- The People with Significant Control register was launched in June 2016 as part of a “corporate transparency” bid to show who ultimately owns and controls UK companies.
- 130,000 UK companies have so far failed to sign the register.
- Failure to provide information to the register may result in a fine and or a prison sentence of up to two years.
LONDON — As many as 130,000 UK companies have failed to sign a register requiring them to detail their ownership which was introduced to show the people who control vast amounts of Britain’s corporate wealth.
The People with Significant Control register was launched in 2016 as part of a “corporate transparency” drive to show who ultimately owns and controls UK companies, with the exception of listed firms.
Responding to a written parliamentary question on October 12, Conservative MP Margot James, secretary of state for business, energy and industrial strategy, said: “Companies House’s internal statistics indicate that 130,000 companies on its active register (around 3% of the total) have not yet provided information on their people with significant control.”
Government guidance states that failure to provide information to the register “may result in a fine and or a prison sentence of up to two years,” but James also said no fines have been issued for non-compliance.
“Compliance is Companies House’s primary aim, rather than prosecution. It is taking action to ensure that all companies on the active register report their PSC information,” she said.

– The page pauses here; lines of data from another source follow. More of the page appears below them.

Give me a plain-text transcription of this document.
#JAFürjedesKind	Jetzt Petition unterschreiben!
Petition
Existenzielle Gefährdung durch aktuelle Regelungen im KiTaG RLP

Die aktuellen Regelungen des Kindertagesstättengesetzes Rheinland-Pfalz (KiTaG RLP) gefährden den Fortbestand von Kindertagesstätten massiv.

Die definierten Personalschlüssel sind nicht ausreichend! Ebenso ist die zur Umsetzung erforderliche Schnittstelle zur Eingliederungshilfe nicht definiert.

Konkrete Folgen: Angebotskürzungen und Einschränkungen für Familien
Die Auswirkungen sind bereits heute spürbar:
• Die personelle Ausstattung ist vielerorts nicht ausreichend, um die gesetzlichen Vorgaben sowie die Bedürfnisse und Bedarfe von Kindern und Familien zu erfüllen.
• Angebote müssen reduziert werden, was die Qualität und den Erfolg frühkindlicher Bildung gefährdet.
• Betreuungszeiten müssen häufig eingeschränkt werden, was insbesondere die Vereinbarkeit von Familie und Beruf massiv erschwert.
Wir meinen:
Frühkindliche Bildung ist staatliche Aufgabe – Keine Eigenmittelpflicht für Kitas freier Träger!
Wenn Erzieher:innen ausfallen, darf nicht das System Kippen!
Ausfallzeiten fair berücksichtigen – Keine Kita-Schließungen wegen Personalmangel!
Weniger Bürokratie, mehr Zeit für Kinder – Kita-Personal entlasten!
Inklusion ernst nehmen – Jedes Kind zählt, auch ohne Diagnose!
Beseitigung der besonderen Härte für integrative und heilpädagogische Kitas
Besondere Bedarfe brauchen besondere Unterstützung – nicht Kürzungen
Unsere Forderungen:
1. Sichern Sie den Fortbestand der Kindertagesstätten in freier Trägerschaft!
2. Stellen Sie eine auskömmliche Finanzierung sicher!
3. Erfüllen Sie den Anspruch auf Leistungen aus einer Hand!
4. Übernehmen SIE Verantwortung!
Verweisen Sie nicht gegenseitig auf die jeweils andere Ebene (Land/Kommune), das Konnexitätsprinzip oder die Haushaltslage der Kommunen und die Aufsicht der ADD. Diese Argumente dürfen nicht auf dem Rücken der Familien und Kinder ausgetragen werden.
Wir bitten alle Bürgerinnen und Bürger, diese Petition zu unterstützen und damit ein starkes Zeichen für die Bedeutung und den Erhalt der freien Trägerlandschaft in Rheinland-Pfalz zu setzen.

The initiative requires firms to record details of their beneficial ownership with the UK’s searchable corporate register Companies House, naming any individual who holds more than 25% shares in the company or holds more than 25% voting rights.
It was introduced as part of a global bid to improve transparency and deter money launderers operating in the UK.
A spokesperson for Companies House is yet to respond to a request for comment made on Friday afternoon.